The Bibi, as she was always referred to, did not like Bhindranwale because she never seemed to have forgiven him for not having led the anti-Nirankari demonstration in which her husband was killed. She believed that the Nirankaris would not have become violent had he been there. She was not anti-Hindu in the sense that Bhindranwale was but in every other sense she was as much of a hardliner as he was. According to her, ‘If the centre wants peace in Punjab then they must fulfil the demands listed in the Anandpur Sahib Resolution. Except for four subjects (defence, foreign relations, currency and general communication) the state must control everything else and the Sikhs must rule. If the centre does not agree to this then there will be Khalistan.’
The Bibi believed with a fanatical conviction in the ‘mission’ for which her husband started the Akhand Kirtani Jatha. The mission was to fight the threat to Sikhism posed by sects like the Nirankaris, the Neeldharis and the Radhasoamis as well as the threat from Hindu organizations like the RSS and ‘anti-Sikh people like Charan Singh.’
Like the other hardliners she believed that the Sikhs had not been given a fair deal in independent India. ‘The Sikhs have been turned into slaves. Look what happened during the Asian Games. Look at the fact that only in Punjab have 47,000 people had to go to jail to try and make Punjabi the official language. Look at the fact that the Sikhs never get top jobs.’
For a while after Bhindranwale moved to the Akal Takht, it looked as if Longowal had managed to get the reins of the morcha back into his hands. Bhindranwale had taken to sulking on the roof of the Langar building as if he had somehow been isolated from the mainstream. The moderates, on the other hand, organized a successful state-wide bandh on 8 February and had even agreed tentatively
to begin negotiations with the government again.
Their brief, hopeful moments centre stage were abruptly ended, however, when Hindu-Sikh violence erupted in Punjab and Haryana on 14 February.
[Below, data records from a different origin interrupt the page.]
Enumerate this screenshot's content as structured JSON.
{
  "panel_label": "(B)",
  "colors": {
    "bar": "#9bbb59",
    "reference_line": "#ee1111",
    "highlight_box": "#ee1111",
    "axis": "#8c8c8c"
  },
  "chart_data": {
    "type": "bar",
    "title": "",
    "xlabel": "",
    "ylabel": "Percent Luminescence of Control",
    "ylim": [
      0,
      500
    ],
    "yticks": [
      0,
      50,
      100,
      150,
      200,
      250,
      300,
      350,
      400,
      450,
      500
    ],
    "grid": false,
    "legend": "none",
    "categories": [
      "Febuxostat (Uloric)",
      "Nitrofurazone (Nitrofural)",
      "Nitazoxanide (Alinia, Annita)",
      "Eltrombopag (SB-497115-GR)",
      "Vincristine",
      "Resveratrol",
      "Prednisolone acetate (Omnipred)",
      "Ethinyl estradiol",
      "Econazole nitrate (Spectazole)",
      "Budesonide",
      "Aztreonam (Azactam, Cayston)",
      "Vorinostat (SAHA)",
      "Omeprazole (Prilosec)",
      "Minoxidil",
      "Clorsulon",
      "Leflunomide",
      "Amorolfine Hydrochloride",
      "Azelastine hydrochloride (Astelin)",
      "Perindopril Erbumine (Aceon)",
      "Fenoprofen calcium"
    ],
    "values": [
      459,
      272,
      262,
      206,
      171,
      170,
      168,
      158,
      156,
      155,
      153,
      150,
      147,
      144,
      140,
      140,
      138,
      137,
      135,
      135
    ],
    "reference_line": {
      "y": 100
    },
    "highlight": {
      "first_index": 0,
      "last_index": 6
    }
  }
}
The incidents in Haryana, in which Sikhs were burned and publicly humiliated and gurdwaras were desecrated, resurrected Bhindranwale and he rose mightier than ever before because for once he had been proved right.
‘Kill the Hindus who have done this.’ he thundered in his speches, tape recordings of which were now being distributed in the villages. After the 14 February violence he said, ‘We have tried to stick to peaceful methods but after observing these recent incidents, I think the time has come for the Sikhs to unsheathe their swords.’
He made it increasingly clear that he was against Hindu-Sikh fraternity and friendship. ‘They are destroying our gurdwaras, they will not stop till we make them eat steel channas (gram). Arm yourselves, be prepared. There are no courts to try those who murder our guru or the Granth Sahib.’ ‘Our guru,’ said one Sikh, ‘could fight, 125,000 (sawa lakh sey ek ladaoon). We have calculated that with a total Hindu population of 66 crores, it comes to only 35 per Sikh. Imagine only 35, not even a hundred. So don’t think of yourselves as weak.’
Outside in the city of Amritsar there was curfew, as there was in at least five other Punjab cities. The state seemed to be coming to a grinding halt and slowly the security forces started closing in on the Golden Temple.
Paramilitary pickets were now visible from the Golden Temple itself and once or twice they got close enough to provoke exchanges of fire. The undercurrent of fear and impending doom that had always existed inside the gurdwara suddenly seemed to surface. Bhindranwale’s bodyguards were doubled and during his daily sojourn on the roof of the Langar armed men, wearing saffron turbans and carrying light machine-guns would position themselves on all four sides. Fortifications started coming up at strategic places and an iron fencing was erected around the main entrance to the Golden Temple. The preparations for war had begun.